Imagem ilustrativa da imagem Temer nega corte de direitos trabalhistas


“Tenho a honra e felicidade de liderar a travessia, e o farei. Foi tenso, mas o saldo é positivo. Já temos resultados concretos e ótimos motivos para mantermos confiança. O Brasil está retomando o caminho do crescimento. Agora é seguir em frente. A travessia é segura e, no segundo ano, teremos um País reestruturado e eficiente”, disse o presidente.
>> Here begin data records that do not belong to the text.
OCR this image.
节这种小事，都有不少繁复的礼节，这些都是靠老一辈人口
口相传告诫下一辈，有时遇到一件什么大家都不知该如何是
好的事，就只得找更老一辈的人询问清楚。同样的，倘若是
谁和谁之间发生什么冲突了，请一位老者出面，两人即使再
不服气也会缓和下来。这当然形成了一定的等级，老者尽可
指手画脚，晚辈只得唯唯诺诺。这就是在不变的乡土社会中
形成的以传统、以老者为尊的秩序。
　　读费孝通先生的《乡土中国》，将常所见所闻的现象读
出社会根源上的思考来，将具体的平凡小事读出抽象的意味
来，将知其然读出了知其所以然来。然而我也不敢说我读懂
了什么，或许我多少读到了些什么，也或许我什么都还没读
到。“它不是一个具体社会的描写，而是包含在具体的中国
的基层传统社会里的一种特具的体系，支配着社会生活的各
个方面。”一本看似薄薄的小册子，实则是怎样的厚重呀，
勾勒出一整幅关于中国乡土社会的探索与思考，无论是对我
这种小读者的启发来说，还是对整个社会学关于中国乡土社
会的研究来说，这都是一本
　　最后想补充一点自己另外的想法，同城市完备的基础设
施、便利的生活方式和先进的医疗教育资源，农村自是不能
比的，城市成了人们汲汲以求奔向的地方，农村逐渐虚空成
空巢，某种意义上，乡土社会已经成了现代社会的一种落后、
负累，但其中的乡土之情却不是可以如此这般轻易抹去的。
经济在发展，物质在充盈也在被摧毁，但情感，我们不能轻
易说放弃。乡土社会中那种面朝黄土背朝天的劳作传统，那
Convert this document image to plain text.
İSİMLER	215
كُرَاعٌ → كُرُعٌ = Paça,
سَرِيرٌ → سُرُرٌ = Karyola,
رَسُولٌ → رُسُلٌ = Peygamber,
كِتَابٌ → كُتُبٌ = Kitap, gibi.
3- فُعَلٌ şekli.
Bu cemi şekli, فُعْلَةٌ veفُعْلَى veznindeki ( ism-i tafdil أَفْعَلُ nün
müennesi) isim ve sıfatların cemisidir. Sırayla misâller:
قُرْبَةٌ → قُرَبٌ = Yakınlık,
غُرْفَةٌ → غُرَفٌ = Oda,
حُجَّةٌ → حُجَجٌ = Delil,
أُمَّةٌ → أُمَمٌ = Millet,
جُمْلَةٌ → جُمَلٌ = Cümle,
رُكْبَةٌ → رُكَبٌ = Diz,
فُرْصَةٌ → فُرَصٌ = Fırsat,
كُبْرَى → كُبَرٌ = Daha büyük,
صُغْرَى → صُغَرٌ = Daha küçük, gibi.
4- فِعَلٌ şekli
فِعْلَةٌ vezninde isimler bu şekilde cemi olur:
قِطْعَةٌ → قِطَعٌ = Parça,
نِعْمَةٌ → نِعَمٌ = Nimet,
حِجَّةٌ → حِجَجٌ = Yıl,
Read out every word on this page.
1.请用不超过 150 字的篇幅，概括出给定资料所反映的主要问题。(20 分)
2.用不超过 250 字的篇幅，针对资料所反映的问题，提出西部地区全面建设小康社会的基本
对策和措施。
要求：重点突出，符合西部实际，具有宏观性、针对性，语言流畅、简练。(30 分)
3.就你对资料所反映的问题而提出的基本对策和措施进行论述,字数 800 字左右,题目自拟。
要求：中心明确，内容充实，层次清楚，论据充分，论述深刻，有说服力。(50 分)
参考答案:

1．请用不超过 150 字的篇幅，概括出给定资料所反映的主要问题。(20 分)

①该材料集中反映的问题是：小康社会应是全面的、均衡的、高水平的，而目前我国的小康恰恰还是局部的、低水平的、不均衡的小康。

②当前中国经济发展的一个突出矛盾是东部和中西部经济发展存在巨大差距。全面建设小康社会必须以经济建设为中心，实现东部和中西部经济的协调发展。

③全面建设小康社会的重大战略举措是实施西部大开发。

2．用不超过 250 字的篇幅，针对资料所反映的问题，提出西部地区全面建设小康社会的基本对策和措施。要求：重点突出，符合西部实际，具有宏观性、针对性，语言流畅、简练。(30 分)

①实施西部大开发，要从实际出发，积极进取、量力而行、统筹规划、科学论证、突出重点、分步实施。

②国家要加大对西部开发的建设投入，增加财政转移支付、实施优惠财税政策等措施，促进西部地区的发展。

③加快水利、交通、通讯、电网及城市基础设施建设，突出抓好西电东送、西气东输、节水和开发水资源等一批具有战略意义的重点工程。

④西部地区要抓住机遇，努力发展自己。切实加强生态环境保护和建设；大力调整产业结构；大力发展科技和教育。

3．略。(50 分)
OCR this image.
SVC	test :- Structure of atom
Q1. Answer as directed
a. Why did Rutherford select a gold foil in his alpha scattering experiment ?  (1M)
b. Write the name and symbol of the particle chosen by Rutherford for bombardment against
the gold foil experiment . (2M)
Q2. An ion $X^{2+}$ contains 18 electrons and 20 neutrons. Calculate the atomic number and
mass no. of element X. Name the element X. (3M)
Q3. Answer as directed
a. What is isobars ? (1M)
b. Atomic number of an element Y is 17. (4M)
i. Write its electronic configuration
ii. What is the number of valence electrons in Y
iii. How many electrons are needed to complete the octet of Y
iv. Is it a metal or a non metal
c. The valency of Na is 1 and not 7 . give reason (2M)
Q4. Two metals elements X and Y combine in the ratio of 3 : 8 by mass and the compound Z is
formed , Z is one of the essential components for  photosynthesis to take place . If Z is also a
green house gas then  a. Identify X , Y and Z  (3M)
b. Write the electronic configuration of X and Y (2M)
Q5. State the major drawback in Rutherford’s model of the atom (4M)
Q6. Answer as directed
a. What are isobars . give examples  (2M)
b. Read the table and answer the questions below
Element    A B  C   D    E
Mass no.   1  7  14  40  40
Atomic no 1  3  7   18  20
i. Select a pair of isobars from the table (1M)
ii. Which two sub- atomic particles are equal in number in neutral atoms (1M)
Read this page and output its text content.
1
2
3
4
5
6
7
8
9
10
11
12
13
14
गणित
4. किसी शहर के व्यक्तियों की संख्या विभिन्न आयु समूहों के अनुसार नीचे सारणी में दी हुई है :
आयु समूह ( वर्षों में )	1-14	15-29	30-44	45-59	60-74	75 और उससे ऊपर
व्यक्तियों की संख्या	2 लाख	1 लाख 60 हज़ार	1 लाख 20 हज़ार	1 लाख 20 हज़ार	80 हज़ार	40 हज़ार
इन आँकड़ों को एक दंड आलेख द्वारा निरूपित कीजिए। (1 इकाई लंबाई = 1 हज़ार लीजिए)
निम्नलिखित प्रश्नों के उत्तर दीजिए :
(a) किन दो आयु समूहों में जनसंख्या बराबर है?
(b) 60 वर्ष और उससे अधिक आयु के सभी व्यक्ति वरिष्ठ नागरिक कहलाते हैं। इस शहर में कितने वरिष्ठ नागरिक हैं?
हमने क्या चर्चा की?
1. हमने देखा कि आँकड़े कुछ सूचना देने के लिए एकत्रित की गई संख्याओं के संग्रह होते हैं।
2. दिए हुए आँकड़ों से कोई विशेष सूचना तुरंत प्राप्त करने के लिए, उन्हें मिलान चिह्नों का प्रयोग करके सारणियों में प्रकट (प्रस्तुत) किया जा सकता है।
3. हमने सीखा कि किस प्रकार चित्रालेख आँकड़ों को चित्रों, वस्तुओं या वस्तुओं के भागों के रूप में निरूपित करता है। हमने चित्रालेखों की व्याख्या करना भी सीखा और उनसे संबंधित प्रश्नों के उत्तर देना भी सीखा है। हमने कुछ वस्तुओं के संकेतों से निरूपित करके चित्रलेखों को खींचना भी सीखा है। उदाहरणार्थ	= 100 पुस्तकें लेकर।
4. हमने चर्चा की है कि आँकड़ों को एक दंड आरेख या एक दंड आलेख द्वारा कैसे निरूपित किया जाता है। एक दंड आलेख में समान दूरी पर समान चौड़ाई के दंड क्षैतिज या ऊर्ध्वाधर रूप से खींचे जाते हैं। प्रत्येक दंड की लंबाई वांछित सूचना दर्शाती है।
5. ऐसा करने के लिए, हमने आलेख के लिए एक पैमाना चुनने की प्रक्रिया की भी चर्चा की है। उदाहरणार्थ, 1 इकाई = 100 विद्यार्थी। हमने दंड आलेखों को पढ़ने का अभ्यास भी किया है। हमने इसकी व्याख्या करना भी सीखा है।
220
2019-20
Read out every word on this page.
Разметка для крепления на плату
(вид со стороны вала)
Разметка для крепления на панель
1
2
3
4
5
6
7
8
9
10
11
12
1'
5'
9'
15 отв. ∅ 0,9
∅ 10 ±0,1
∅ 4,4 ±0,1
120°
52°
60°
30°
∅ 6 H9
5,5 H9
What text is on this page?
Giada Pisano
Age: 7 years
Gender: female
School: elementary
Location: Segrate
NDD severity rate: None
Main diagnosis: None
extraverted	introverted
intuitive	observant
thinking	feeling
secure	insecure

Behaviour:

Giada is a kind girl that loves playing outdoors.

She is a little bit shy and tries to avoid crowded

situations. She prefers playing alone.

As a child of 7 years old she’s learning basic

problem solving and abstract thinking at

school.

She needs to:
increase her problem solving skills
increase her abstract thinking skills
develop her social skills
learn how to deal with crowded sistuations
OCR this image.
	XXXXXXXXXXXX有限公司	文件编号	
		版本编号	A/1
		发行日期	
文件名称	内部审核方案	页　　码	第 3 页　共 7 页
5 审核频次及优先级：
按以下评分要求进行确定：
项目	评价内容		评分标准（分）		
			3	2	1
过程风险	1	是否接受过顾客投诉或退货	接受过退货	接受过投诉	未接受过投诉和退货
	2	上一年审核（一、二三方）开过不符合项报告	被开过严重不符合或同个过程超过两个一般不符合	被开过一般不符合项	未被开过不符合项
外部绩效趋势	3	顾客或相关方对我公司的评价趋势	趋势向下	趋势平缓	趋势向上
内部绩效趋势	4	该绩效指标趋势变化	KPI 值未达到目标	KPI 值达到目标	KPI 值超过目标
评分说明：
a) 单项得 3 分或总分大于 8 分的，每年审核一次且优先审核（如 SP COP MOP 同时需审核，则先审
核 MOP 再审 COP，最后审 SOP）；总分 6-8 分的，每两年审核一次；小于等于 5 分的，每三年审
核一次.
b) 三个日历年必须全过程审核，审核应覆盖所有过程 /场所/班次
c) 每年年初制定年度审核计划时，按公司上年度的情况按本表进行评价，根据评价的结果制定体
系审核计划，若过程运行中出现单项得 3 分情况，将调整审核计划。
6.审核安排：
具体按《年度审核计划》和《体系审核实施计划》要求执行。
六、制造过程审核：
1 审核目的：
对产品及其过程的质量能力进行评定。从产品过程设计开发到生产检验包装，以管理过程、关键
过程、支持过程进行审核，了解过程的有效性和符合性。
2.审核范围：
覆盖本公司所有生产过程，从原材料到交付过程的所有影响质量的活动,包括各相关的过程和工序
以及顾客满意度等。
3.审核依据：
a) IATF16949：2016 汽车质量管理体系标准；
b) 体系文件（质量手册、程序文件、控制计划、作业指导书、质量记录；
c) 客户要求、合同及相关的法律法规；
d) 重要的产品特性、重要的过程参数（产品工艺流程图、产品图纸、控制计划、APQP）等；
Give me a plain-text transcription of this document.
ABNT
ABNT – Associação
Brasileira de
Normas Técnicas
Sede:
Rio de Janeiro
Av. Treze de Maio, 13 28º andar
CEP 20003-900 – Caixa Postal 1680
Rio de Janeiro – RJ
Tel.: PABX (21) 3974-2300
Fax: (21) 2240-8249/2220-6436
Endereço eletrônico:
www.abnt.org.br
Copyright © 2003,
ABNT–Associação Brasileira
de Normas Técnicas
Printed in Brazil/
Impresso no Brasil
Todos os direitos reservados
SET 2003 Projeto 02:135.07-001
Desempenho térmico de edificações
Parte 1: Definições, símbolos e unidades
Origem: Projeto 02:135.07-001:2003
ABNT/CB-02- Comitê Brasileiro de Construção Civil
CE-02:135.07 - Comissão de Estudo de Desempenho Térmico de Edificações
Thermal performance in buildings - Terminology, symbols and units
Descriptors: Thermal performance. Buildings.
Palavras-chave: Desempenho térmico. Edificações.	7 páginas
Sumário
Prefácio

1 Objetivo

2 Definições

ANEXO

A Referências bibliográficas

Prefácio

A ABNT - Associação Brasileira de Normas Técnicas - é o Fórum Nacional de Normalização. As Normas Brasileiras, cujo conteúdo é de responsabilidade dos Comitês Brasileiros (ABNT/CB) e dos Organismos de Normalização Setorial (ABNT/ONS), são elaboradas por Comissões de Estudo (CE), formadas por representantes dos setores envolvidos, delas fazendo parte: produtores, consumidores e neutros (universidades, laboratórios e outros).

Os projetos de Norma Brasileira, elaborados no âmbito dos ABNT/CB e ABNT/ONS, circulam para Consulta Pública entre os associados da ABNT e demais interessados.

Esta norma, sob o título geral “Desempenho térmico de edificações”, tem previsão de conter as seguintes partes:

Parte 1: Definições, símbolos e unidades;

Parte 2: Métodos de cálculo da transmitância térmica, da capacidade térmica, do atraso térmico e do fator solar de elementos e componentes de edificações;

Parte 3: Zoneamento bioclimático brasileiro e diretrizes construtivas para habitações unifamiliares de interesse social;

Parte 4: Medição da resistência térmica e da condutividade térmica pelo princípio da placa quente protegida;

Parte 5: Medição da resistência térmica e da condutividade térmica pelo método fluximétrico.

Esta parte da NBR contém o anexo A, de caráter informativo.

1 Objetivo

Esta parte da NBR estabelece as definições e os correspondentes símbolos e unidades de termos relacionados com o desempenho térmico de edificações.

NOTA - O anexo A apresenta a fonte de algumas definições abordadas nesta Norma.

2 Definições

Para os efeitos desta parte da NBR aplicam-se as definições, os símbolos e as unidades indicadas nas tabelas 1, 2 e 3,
Ao citar dados de que as empresas já estão identificando crescimento nas vendas “após dois anos de conta no vermelho”, Temer reiterou que a reforma trabalhista vai possibilitar a abertura de mais vagas. “Quero enfatizar, falar em letras garrafais e em negrito: Quero garantir o total direito do trabalhador. A palavra mais suave que encontro é irresponsabilidade quando dizem que vamos tirar direito do trabalhador”, disse. “A Constituição assegura todos os direitos trabalhistas. Não haverá nenhum direito a menos para o trabalhador brasileiro”, acrescentou.
Temer destacou a harmonia entre os poderes existente hoje. “Era preciso estabelecer o diálogo que antes não havia”, afirmou. “Aliás, foi da ausência de diálogo que decorreu a dificuldade para governar. Faltava entrosamento entre Executivo e Legislativo. Faltava pacificar o País”, acrescentou.